Fortnite is a game created by Tim Sweeney, and has become one of the biggest games of this decade. Its creator […]
Fortnite is a game created by Tim Sweeney, and has become one of the biggest games of this decade. Its creator has been working for decades and managed to develop various interactive and intricate realms in the digital world for players.
In the 1990’s, he founded Epic Games, a video and 3-D software company, that produced various popular games, including Gears of War, Unreal Tournament, and Fortnite. Tim soon became a billionaire, but this made him a bigger philanthropist, who tried his best to protect the beautiful western Carolina mountains.
In the last decade, he spent millions of dollars to support conservation projects in North Carolina, in order to save its forest. He bought 40,000 acres of land, and donated money to various conservation parcel projects, like an expansion of 1,500 acres to Mount Mitchell State Park.
In November 2016, he donated $15 million for a conservation project in order to protect 7,000 acres of the Box Creek Wilderness. This forest is located in the historic foothills of the Blue Ridge Mountains.
Being untouched, a large corporation wanted to carve up the land and use it to run power lines to other places. Additionally, Sweeney protected hundreds of endangered animal and plant species in the area by protecting it.

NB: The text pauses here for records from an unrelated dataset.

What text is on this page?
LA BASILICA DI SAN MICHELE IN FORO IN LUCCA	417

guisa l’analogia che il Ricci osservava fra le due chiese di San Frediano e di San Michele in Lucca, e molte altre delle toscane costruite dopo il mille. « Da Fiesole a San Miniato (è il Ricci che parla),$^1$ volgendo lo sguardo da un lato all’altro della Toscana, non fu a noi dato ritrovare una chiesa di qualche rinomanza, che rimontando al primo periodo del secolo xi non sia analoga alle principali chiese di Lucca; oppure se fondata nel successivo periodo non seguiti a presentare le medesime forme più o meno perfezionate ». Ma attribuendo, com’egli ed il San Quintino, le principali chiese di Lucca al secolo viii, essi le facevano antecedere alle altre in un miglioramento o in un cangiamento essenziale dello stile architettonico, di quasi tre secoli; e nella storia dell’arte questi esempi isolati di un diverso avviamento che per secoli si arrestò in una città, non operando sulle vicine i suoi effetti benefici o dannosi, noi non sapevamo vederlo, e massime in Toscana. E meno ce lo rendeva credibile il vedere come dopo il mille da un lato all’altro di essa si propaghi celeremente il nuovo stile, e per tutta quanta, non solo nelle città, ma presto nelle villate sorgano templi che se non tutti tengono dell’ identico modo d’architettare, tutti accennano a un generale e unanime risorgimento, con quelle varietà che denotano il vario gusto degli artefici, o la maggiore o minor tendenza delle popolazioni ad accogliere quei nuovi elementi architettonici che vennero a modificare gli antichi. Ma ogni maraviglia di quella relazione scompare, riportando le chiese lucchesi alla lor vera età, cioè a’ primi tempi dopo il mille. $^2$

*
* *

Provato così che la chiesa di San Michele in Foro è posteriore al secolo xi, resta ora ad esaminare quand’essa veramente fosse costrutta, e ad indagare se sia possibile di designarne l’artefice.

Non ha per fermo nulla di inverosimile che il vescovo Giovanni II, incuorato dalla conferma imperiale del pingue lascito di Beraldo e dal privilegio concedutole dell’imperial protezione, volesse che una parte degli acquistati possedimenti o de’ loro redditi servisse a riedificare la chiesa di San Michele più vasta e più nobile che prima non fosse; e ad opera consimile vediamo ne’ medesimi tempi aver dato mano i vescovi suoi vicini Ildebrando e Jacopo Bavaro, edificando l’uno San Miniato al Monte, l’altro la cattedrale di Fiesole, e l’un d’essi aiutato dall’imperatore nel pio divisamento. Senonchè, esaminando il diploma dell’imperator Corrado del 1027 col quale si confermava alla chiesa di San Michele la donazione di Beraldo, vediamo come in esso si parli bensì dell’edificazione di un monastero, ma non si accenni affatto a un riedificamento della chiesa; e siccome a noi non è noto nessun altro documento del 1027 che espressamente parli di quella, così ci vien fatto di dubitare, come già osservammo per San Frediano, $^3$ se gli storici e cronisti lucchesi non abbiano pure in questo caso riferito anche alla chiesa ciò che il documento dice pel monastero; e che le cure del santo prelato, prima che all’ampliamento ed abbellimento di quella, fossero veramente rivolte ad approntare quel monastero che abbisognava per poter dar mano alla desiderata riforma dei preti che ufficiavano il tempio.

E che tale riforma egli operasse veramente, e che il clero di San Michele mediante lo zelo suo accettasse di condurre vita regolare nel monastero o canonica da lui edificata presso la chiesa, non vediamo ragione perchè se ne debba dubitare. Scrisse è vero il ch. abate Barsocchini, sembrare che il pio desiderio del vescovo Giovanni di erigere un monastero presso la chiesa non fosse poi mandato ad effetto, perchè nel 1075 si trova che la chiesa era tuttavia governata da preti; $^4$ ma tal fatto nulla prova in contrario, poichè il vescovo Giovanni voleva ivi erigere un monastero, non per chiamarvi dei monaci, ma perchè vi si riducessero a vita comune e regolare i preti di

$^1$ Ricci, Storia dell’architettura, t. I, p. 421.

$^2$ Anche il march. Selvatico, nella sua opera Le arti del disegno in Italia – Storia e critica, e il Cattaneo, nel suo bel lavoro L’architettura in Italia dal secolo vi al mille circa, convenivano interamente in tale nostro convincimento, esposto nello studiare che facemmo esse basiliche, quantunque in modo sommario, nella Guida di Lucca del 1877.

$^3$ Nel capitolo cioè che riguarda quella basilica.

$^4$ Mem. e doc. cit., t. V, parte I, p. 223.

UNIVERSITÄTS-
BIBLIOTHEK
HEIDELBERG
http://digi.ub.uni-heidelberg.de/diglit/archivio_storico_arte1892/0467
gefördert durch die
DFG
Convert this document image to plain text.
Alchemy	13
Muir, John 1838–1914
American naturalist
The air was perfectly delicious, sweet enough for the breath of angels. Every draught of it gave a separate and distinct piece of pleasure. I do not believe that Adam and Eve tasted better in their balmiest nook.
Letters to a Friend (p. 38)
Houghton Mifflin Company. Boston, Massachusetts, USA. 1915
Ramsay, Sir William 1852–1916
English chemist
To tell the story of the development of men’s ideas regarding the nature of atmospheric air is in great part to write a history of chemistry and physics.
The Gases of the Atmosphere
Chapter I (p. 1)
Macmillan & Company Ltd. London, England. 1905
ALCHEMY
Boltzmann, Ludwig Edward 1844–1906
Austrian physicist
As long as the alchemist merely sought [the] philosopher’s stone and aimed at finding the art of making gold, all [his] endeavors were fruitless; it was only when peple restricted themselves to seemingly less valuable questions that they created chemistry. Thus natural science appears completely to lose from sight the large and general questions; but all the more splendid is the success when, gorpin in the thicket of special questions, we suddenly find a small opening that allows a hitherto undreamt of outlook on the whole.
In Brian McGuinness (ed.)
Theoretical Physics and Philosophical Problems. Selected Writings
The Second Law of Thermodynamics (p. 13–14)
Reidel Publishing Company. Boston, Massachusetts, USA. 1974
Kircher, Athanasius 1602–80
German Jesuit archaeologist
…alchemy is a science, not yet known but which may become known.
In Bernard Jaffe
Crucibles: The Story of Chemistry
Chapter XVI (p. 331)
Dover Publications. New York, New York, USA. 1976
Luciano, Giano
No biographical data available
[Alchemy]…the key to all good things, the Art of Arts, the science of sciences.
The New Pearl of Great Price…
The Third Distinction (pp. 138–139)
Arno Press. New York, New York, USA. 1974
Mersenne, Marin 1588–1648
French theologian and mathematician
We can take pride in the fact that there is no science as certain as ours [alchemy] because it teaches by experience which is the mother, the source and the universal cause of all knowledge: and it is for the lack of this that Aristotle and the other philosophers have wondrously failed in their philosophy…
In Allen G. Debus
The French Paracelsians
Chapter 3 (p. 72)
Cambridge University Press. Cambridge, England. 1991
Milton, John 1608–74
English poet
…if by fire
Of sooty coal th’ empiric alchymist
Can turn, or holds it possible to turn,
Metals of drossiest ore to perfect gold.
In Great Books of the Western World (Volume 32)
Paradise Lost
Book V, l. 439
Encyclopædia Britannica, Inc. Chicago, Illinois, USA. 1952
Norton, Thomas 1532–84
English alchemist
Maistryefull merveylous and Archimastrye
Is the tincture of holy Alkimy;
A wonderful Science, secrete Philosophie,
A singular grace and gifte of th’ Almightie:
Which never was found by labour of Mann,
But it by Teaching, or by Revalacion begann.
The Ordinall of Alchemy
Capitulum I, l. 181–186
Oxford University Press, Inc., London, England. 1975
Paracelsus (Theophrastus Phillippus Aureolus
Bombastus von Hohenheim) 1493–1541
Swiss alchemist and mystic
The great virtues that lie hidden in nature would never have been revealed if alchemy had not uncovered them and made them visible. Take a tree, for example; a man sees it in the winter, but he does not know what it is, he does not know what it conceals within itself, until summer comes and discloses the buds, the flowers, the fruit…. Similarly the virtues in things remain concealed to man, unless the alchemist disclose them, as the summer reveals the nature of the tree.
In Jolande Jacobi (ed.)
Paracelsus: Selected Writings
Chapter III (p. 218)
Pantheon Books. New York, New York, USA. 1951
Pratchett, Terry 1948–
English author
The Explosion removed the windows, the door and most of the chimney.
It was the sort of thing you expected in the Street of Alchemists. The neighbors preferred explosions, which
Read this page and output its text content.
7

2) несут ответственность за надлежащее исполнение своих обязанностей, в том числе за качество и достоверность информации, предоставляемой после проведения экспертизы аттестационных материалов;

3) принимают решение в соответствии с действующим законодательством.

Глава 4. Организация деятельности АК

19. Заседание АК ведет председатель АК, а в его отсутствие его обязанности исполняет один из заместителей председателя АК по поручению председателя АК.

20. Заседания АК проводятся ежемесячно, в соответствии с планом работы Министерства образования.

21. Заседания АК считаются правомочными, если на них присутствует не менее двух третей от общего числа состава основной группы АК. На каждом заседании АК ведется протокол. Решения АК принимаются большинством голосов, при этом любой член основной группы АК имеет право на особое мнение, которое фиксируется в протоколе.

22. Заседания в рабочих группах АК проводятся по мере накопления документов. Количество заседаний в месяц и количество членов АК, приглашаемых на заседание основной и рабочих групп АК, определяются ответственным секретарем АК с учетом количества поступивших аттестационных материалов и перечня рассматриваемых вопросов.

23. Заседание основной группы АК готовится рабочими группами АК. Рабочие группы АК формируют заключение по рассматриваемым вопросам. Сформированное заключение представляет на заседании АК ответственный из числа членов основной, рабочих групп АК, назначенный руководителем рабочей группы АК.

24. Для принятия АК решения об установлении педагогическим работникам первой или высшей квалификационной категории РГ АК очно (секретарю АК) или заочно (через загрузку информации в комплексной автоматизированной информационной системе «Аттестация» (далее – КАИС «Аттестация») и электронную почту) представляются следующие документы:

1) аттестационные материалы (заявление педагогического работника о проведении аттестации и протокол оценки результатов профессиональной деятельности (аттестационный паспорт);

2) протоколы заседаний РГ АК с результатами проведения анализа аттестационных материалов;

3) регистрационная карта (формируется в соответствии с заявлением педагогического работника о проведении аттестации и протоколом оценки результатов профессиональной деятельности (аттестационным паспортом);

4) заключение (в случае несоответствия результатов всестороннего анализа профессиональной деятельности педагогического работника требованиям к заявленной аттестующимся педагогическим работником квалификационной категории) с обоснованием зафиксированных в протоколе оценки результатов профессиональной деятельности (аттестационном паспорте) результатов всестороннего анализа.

Sweeney added: “It’s one of the most diverse areas in North Carolina. It has such rare plant and wildlife species, it seemed a perfect fit with the Fish and Wildlife Service. This is a first step – there will be other places protected. The goal is to connect South Mountains State Park to Chimney Rock. This is one piece of the puzzle.”
Moreover, a year later, the man bought 193 acres in Alamance County for $1.973 million, and after securing the land, Jose Kellher, who is a representative of Sweeney, guaranteed that the land would not be developed. Last year, he bought a 1,500 acre place called Stone Hills, and protected it from being turned into a golf resort community.
Sweeney maintains: “I bought this land because it has a nice longleaf pine forest and was available for a reasonable price. I’ll be holding it until I find a permanent nature conservation home for it, which will take years or decades.”
When he was asked about his short term plans for the land, he replied: “I just plan to hike it and do some tree thinning and burning for ecosystem restoration until I find a permanent conservancy or state home for it.”
Let’s hope that actions of this kind will inspire other people who have the needed wealth, power, and influence, to do good, save the environment, and help the community.